Как решить 'RecursionError: превышена максимальная глубина рекурсии' с помощью Eventlet и запросов в Python - PullRequest
0 голосов
/ 02 апреля 2020

Я пытаюсь внедрить Amazon Web Scraper, упомянутый здесь . Тем не менее, я получаю вывод, упомянутый ниже. Выход повторяется до тех пор, пока не остановится с RecursionError: maximum recursion depth exceeded.
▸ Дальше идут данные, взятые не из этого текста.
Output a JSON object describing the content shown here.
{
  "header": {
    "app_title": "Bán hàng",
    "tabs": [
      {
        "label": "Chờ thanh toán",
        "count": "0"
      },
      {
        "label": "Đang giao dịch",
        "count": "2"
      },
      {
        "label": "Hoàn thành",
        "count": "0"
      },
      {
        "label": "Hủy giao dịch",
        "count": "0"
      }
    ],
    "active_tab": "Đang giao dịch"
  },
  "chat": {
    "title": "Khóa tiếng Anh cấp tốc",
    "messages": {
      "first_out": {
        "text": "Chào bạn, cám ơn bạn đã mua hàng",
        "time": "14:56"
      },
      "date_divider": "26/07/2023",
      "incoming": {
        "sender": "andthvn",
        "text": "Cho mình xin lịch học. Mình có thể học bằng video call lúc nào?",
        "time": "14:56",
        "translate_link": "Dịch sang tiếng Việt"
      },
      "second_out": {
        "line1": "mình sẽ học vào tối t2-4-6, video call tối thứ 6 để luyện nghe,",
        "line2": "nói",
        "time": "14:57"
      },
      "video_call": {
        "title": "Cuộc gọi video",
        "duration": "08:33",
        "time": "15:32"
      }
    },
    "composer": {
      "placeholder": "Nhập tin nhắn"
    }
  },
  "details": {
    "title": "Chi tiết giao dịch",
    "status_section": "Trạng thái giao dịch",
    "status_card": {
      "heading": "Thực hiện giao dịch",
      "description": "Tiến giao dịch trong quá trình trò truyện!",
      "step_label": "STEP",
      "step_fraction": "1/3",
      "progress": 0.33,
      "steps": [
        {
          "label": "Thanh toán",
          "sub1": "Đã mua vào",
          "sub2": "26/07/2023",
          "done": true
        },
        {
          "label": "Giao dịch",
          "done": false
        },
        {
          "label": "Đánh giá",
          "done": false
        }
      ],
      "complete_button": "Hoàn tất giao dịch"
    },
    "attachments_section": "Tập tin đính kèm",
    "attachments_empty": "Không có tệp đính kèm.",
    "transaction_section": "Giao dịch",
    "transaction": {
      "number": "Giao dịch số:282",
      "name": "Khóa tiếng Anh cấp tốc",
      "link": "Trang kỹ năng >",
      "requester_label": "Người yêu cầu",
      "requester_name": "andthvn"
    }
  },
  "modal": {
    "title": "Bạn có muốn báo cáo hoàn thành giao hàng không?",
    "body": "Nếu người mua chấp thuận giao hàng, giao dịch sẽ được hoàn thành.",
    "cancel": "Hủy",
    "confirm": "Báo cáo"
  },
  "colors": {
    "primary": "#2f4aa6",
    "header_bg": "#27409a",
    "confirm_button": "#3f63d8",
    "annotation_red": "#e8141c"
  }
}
Я уже пробовал понизить Eventlet до версии 0.17.4, как упоминалось здесь Кроме того, модуль requests исправляется, как вы можете видеть в helpers.py.

helpers.py

import os
import random
from datetime import datetime
from urllib.parse import urlparse

import eventlet

requests = eventlet.import_patched('requests.__init__')
time = eventlet.import_patched('time')
import redis

from bs4 import BeautifulSoup
from requests.exceptions import RequestException

import settings

num_requests = 0

redis = redis.StrictRedis(host=settings.redis_host, port=settings.redis_port, db=settings.redis_db)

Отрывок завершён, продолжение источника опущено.